Coors: Es gibt dort diese riesigen alten Villen an den Klippen mit kleinen Privatstränden davor. Das ist natürlich beneidenswert. Auch die Skyline von Boston, ob am Tag oder bei Nacht, ist beeindruckend. Manchmal bin ich auch einfach den Strand entlang geschlendert, mit der warmen Sonne im Rücken, und dann habe ich mich umgedreht, die Stadt gesehen und war einfach total angetan von diesem Anblick.

teleschau: Sind Sie eigentlich auch manchmal von sich selbst gerührt, wenn Sie spielen oder später Ihre "Herzkino"-Filme sehen?

Coors: Wenn Szenen "eine Etage tiefer rücken", bin ich beim Spielen oft berührt. Vor allem von Max Hegewald war ich berührt, der einfach so toll gespielt hat. Es gab Momente beim Drehen, da hatten wir vor Rührung beide Tränen in den Augen. Und wenn ich mir das jetzt anschaue, muss ich zugeben: Ja, da bin ich dann auch ein bisschen gerührt (lacht).

teleschau: Sind Sie vielleicht auch gut im Schreiben von rührenden Geschichten? Wie wäre es mit einem "Herzkino"-Roman, den Sie dann später auch selbst verfilmen?

Coors: Ich beschäftige mich gerade sehr intensiv mit einer Figur, trage sie sozusagen im Herzen. Sie ist aber eher nicht im Bereich des "Herzkinos", sondern im harten Alltag unterwegs.

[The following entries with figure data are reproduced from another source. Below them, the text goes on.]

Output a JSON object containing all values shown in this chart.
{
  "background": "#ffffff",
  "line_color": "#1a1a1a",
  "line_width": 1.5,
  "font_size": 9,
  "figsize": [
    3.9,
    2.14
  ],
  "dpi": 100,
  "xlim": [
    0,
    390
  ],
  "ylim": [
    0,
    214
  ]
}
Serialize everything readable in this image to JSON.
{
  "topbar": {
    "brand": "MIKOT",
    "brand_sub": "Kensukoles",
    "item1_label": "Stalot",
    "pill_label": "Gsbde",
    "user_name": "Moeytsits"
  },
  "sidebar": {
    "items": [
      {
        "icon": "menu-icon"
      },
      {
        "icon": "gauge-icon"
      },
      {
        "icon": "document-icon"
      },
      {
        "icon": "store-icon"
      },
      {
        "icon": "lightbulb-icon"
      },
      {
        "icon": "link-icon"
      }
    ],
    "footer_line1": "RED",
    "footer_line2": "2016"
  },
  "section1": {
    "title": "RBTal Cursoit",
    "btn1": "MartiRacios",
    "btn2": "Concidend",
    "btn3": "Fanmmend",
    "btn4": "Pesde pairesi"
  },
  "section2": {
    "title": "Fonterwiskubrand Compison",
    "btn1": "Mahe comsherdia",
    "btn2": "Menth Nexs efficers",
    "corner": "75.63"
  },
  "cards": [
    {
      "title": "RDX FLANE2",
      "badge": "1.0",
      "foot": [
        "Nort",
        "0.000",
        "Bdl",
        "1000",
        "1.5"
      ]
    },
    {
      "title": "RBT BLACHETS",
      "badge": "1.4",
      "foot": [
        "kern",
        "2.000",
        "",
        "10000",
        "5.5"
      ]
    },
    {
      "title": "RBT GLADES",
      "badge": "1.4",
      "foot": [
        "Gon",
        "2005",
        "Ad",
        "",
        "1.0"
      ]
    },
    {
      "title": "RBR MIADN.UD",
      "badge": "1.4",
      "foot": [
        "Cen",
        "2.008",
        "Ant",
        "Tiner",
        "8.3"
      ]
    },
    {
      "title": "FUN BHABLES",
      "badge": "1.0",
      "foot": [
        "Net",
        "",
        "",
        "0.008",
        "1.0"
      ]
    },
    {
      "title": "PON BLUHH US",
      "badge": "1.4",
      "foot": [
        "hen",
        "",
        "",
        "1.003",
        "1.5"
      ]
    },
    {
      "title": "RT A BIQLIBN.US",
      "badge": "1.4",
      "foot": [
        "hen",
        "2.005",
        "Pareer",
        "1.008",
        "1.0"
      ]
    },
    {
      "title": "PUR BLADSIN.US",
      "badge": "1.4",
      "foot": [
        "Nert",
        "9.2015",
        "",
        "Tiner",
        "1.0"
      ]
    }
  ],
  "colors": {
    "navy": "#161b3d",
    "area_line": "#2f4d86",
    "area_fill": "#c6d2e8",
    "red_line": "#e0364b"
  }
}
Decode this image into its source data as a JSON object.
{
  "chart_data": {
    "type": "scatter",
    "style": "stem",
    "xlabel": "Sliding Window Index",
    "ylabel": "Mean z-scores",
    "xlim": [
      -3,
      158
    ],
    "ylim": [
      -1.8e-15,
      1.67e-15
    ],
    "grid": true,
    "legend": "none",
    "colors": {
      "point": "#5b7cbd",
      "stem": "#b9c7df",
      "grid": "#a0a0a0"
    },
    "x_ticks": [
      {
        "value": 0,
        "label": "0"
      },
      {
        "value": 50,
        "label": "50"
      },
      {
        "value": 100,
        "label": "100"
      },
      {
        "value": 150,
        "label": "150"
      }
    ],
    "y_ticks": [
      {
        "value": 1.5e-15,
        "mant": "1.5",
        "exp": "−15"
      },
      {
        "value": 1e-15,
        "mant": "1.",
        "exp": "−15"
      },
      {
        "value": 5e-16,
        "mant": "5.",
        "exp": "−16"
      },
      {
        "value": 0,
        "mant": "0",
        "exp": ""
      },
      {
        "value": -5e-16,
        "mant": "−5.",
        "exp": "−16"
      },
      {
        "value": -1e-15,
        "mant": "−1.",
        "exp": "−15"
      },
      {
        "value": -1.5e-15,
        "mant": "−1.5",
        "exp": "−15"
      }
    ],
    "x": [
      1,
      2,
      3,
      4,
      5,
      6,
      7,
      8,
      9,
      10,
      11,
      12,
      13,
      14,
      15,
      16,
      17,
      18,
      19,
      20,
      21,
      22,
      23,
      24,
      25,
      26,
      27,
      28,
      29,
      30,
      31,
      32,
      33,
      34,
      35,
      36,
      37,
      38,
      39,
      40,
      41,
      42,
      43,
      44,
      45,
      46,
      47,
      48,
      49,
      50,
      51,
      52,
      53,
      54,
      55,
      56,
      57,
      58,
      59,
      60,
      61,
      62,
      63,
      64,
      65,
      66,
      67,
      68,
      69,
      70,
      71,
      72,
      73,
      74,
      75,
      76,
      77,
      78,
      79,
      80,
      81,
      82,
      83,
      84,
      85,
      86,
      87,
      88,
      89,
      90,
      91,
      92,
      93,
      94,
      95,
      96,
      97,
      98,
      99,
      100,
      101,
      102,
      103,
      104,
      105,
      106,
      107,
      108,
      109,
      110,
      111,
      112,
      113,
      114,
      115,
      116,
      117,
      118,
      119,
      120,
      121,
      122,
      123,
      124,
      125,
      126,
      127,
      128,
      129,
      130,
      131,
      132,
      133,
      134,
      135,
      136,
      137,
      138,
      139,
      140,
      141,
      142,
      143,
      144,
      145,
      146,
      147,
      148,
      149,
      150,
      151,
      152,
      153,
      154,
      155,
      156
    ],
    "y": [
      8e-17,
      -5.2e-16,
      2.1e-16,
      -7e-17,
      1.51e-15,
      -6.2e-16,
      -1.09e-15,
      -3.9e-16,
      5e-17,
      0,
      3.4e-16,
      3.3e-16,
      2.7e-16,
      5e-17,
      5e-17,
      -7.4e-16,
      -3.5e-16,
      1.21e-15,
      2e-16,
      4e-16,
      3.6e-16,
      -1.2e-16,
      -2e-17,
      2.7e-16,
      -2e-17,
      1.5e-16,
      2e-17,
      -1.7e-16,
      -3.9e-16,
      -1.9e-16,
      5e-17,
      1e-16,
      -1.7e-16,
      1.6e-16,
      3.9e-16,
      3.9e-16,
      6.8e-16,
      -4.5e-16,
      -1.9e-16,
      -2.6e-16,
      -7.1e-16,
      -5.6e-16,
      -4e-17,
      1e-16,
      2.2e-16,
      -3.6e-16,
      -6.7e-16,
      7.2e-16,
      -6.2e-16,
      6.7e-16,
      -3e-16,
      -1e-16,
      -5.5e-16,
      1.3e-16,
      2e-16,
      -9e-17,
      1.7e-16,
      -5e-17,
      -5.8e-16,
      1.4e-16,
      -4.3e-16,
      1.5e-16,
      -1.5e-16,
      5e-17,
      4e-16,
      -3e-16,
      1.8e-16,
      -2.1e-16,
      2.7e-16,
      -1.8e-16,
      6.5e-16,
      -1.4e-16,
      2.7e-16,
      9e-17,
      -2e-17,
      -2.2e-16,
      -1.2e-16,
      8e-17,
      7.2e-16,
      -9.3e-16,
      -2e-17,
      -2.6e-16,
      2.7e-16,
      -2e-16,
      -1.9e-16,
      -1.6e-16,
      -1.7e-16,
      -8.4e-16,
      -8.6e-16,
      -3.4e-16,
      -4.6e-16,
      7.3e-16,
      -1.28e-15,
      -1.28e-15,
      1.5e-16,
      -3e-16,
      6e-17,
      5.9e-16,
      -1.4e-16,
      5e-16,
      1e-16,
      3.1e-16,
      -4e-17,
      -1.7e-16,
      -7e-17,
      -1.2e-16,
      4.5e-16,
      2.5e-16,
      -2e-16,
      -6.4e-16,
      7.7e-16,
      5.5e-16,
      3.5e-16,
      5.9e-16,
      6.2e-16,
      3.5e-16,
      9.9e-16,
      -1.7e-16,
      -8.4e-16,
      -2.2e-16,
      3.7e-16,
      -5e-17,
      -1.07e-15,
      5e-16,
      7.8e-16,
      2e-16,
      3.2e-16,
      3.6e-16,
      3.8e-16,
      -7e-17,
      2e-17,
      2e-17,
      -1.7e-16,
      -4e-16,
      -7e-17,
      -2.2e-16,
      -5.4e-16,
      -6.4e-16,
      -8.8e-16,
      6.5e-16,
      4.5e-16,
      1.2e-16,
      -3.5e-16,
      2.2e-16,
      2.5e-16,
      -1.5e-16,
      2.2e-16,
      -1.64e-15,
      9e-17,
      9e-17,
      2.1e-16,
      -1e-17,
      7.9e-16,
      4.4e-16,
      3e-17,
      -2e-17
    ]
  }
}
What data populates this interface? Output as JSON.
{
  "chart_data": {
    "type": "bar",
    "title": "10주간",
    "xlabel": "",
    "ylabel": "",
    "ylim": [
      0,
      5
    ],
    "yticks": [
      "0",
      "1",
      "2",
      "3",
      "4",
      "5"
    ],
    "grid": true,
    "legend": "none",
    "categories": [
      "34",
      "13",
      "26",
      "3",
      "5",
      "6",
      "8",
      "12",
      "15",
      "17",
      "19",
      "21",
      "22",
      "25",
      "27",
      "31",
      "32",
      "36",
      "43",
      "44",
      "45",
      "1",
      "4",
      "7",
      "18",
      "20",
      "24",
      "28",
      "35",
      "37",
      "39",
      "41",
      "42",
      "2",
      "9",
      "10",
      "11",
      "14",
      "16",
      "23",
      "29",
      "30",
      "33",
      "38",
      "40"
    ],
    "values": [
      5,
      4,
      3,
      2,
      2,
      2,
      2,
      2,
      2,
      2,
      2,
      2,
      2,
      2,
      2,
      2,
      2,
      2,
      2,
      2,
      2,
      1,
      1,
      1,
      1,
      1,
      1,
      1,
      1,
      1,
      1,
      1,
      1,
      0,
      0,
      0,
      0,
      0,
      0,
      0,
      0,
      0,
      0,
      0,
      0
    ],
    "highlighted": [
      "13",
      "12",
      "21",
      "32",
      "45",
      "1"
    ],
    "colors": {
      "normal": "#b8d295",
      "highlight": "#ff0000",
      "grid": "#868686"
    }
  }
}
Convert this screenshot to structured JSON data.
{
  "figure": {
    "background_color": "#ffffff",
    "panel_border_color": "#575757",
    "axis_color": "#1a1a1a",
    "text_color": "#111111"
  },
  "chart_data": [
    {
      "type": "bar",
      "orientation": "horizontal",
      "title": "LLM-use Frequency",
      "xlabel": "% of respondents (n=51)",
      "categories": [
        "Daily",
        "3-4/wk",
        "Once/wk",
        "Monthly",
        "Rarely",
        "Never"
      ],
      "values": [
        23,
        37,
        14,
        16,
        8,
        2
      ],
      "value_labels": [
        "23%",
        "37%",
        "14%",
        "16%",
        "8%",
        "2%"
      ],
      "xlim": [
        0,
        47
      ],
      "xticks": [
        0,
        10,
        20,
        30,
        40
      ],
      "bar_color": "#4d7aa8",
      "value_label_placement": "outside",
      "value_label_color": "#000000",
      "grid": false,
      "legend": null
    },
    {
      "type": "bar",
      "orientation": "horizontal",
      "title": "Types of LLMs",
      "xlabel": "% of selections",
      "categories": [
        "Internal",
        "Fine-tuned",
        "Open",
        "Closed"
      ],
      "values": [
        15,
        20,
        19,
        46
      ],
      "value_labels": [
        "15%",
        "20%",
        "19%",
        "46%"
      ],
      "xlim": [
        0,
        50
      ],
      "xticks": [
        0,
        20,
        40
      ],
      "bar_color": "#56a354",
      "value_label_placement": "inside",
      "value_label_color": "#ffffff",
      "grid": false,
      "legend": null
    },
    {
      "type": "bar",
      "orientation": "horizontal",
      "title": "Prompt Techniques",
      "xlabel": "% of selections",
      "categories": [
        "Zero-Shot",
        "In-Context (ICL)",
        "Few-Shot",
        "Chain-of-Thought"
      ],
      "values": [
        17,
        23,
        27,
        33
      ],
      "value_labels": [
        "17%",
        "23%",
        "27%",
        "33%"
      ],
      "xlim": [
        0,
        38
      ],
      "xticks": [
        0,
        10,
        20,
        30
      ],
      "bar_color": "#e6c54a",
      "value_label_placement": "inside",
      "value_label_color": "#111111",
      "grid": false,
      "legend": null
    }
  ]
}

Aber sie darf auch romantische Momente erleben. Mal schauen, was daraus wird. Zum Romaneschreiben fehlt mir einfach die Zeit.

teleschau: Vielleicht keine Romane - aber Liebesbriefe schreiben Sie schon ab und an, oder?

Coors: Ja - ich mag auch diese ja schon fast nostalgische Form sehr. Ein Blatt Papier, ein Stift und der Gedanke daran, wie der Empfänger ihn liest. Manchmal ist es auch einfach der kleine Zettel mit der Bitte um den anstehenden Einkauf, der mit einem lieben Satz oder einem Herz umrahmt ist.